Pour autant l'équipe qui publie ce résultat n'affirme pas que cela constitue une preuve définitive. Plusieurs éléments imposent de relativiser.

1/ La densité de plasma dans le milieu interstellaire n'est qu'estimée. Personne n'a jamais pu la mesurer. Les scientifiques supposent qu'elle est supérieure à celle du plasma du Système solaire mais sans certitude. Par ailleurs, certains scientifiques calculent que l'on peut avoir une telle densité à l'intérieur de l'héliopause (la dernière limite avec le milieu interstellaire). Le premier instrument susceptible de le confirmer, c'est celui de Voyager 1. Peut-être est-ce le cas avec les données d'avril 2013 mais ce n'est pas certain.

2/ Les magnétomètres de Voyager 1, indiquent toujours la même orientation du champ magnétique avec un renforcement de ce champ. Jusqu'ici, cette orientation obéissait aux lignes du champ magnétique du Soleil. Si Voyager 1 était sortie les lignes de champ magnétiques ne devraient plus avoir la même orientation. Cet élément vient contredire le fait que la sonde aurait quitté la bulle solaire, ce que les auteurs de l'étude ne manquent pas de souligner.

3/ La date estimée de franchissement de l'héliopause, le 25 août 2012, est dérivée de la décroissance régulière de la densité de plasma au cours de la mission couplée aux données obtenues en avril 2013. Mais elle reste fondée sur un postulat : celui selon lequel l'héliopause est une frontière nette avec le milieu interstellaire.

Une frontière très progressive ?

D. A. Gurnett, W. S. Kurth, L. F. Burlaga et N. F. Ness, les auteurs de l'étude exposée dans Science du 12 septembre 2013, tirent une autre conclusion de leur travail : la frontière avec le milieu interstellaire n'est probablement pas aussi franche qu'on le pensait. Ils évoquent une possible connexion du champ magnétique solaire avec le champ magnétique interstellaire selon des mécanismes qui ne seraient pas complètement compris.
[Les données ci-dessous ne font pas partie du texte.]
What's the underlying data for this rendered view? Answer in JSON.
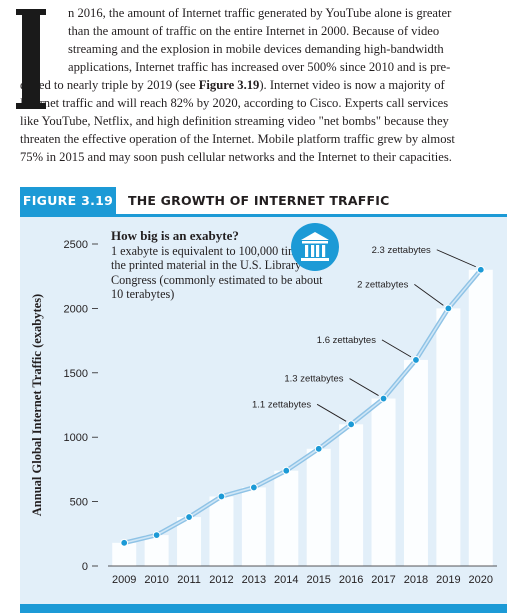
{
  "intro": {
    "lines": [
      "n 2016, the amount of Internet traffic generated by YouTube alone is greater",
      "than the amount of traffic on the entire Internet in 2000. Because of video",
      "streaming and the explosion in mobile devices demanding high-bandwidth",
      "applications, Internet traffic has increased over 500% since 2010 and is pre-"
    ],
    "line5_before": "dicted to nearly triple by 2019 (see ",
    "figure_ref": "Figure 3.19",
    "line5_after": "). Internet video is now a majority of",
    "lines_after": [
      "Internet traffic and will reach 82% by 2020, according to Cisco. Experts call services",
      "like YouTube, Netflix, and high definition streaming video \"net bombs\" because they",
      "threaten the effective operation of the Internet. Mobile platform traffic grew by almost",
      "75% in 2015 and may soon push cellular networks and the Internet to their capacities."
    ]
  },
  "figure": {
    "number": "FIGURE 3.19",
    "title": "THE GROWTH OF INTERNET TRAFFIC",
    "info_title": "How big is an exabyte?",
    "info_body": "1 exabyte is equivalent to 100,000 times all the printed material in the U.S. Library of Congress (commonly estimated to be about 10 terabytes)",
    "icon": "bank-building-icon"
  },
  "colors": {
    "accent": "#1c9ad6",
    "panel": "#e2eff9",
    "bar": "#ffffff",
    "line": "#8fc3e6"
  },
  "chart_data": {
    "type": "bar",
    "overlay": "line",
    "categories": [
      "2009",
      "2010",
      "2011",
      "2012",
      "2013",
      "2014",
      "2015",
      "2016",
      "2017",
      "2018",
      "2019",
      "2020"
    ],
    "values": [
      180,
      240,
      380,
      540,
      610,
      740,
      910,
      1100,
      1300,
      1600,
      2000,
      2300
    ],
    "ylabel": "Annual Global Internet Traffic (exabytes)",
    "xlabel": "",
    "ylim": [
      0,
      2500
    ],
    "yticks": [
      0,
      500,
      1000,
      1500,
      2000,
      2500
    ],
    "grid": false,
    "annotations": [
      {
        "label": "1.1 zettabytes",
        "index": 7
      },
      {
        "label": "1.3 zettabytes",
        "index": 8
      },
      {
        "label": "1.6 zettabytes",
        "index": 9
      },
      {
        "label": "2 zettabytes",
        "index": 10
      },
      {
        "label": "2.3 zettabytes",
        "index": 11
      }
    ]
  }
}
Par conséquent, si Voyager 1 est bien aujourd'hui dans le milieu interstellaire, il sera peut-être difficile de dire précisément à quel moment elle y est entrée.

Un air de déjà vu

Voyager 1 a recommencé à faire parler d'elle à la fin de 2010. A cette époque, les scientifiques attachés à la mission ont perçu dans ses données les premiers signes d'un changement : les particules chargées du Soleil progressaient de moins en moins vite. Les astronomes attendaient ce signe depuis le 17 décembre 2004, date à laquelle Voyager 1 avait quitté l'héliosphère pour entrer dans la zone intermédiaire avec le reste de la Galaxie appelée héliogaine. Mais la frontière, si elle semblait proche, n'était pas franchie. Dans Ciel et Espace de mai 2011, Stamatios Krimigis, l'un des scientifiques de la mission, estimait qu'il faudrait encore attendre un an...
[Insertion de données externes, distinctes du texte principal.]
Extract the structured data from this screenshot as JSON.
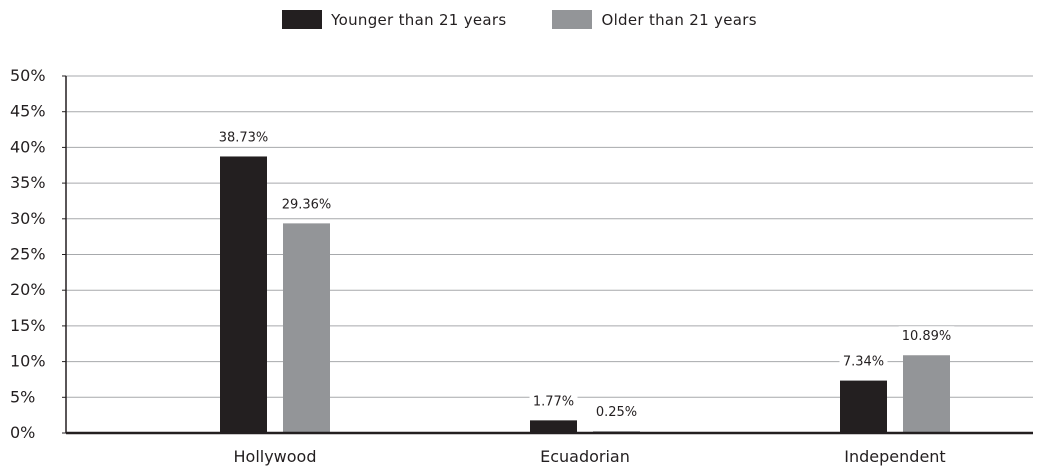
{
  "chart_data": {
    "type": "bar",
    "categories": [
      "Hollywood",
      "Ecuadorian",
      "Independent"
    ],
    "series": [
      {
        "name": "Younger than 21 years",
        "values": [
          38.73,
          1.77,
          7.34
        ],
        "labels": [
          "38.73%",
          "1.77%",
          "7.34%"
        ],
        "color": "#231f20"
      },
      {
        "name": "Older than 21 years",
        "values": [
          29.36,
          0.25,
          10.89
        ],
        "labels": [
          "29.36%",
          "0.25%",
          "10.89%"
        ],
        "color": "#939598"
      }
    ],
    "yticks": [
      "0%",
      "5%",
      "10%",
      "15%",
      "20%",
      "25%",
      "30%",
      "35%",
      "40%",
      "45%",
      "50%"
    ],
    "ylim": [
      0,
      50
    ],
    "grid": true,
    "legend_position": "top-center",
    "axis_color": "#231f20",
    "grid_color": "#a7a9ac"
  }
}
Une autre alerte a suivi en juillet 2012 lorsqu'une astronome française, Rosine Lallement, pensait avoir décelé une augmentation du flux de particules significative suivie d'une stabilisation. Mais voilà : la densité des particules a ensuite continué à augmenter. Malgré tout, en septembre 2012, nouvelle « secousse » ; cette fois, la Nasa fêtait simplement les 35 ans du lancement de Voyager 1...

Les frontières du Système solaire

La sonde américaine de 722 kg s'éloigne donc toujours à plus de 61000 km/h. Peut-être cette fois, après 36 ans dans l'espace, a-t-elle vraiment franchi l'héliopause (qu'elle soit diffuse ou non). Les données qu'elle continue à envoyer au rythme de 7,2 Ko/s, via son antenne parabolique de 3,66 m, le diront au cours des années qui viennent.
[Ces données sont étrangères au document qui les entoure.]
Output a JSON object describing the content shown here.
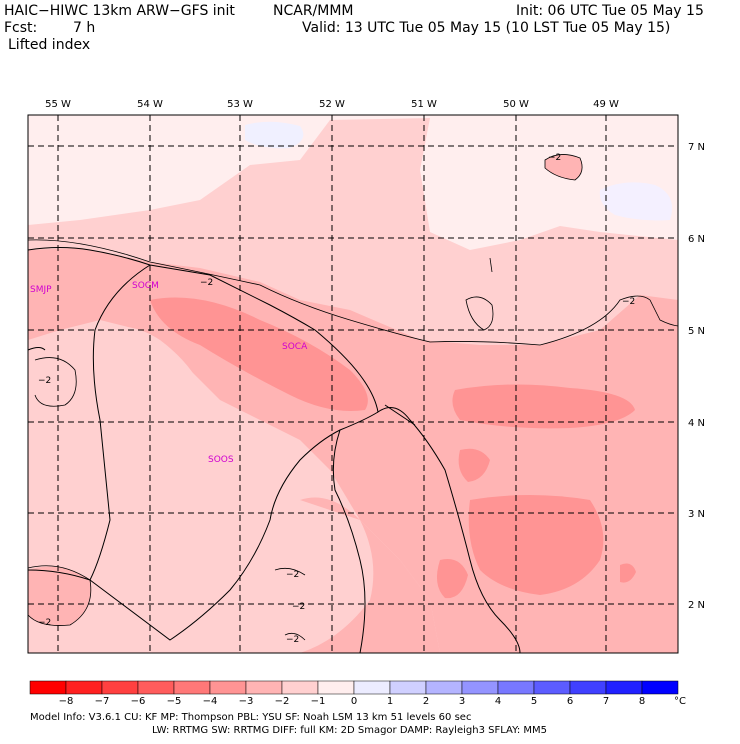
{
  "header": {
    "model": "HAIC−HIWC 13km ARW−GFS init",
    "org": "NCAR/MMM",
    "init": "Init: 06 UTC Tue 05 May 15",
    "fcst_label": "Fcst:",
    "fcst_value": "7 h",
    "valid": "Valid: 13 UTC Tue 05 May 15 (10 LST Tue 05 May 15)",
    "field": "Lifted index"
  },
  "lon_labels": [
    "55 W",
    "54 W",
    "53 W",
    "52 W",
    "51 W",
    "50 W",
    "49 W"
  ],
  "lat_labels": [
    "7 N",
    "6 N",
    "5 N",
    "4 N",
    "3 N",
    "2 N"
  ],
  "stations": [
    "SMJP",
    "SOCM",
    "SOCA",
    "SOOS"
  ],
  "contour_labels": [
    "−2",
    "−2",
    "−2",
    "−2",
    "−2",
    "−2",
    "−2",
    "−2"
  ],
  "colorbar": {
    "ticks": [
      "−8",
      "−7",
      "−6",
      "−5",
      "−4",
      "−3",
      "−2",
      "−1",
      "0",
      "1",
      "2",
      "3",
      "4",
      "5",
      "6",
      "7",
      "8"
    ],
    "unit": "°C",
    "colors": [
      "#ff0000",
      "#ff2020",
      "#ff4040",
      "#ff5c5c",
      "#ff7878",
      "#ff9494",
      "#ffb4b4",
      "#ffd0d0",
      "#ffeeee",
      "#ececff",
      "#d0d0ff",
      "#b4b4ff",
      "#9494ff",
      "#7878ff",
      "#5c5cff",
      "#4040ff",
      "#2020ff",
      "#0000ff"
    ]
  },
  "footer": {
    "line1": "Model Info: V3.6.1     CU: KF        MP: Thompson      PBL: YSU        SF: Noah LSM      13 km     51 levels   60 sec",
    "line2": "LW: RRTMG     SW: RRTMG   DIFF: full     KM: 2D Smagor DAMP: Rayleigh3   SFLAY: MM5"
  }
}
Frontières du Système solaire.

Le schéma ci-dessus montre les différentes frontières du Ssystème solaire et la position de Voyager 1. Crédit : Nasa/JPL.


Dans tous les cas, cette frontière ne concerne que le magnétisme. Du point de vue de la gravitation, la limite est encore loin. Bien au-delà de Voyager 1, se trouvent des millions de petits corps célestes glacés qui restent prisonniers de l'attraction solaire. Ils forment le nuage de Oort. Une zone que la sonde de la Nasa n'atteindra que dans des siècles et dont elle ne sortira que dans 30000 ans...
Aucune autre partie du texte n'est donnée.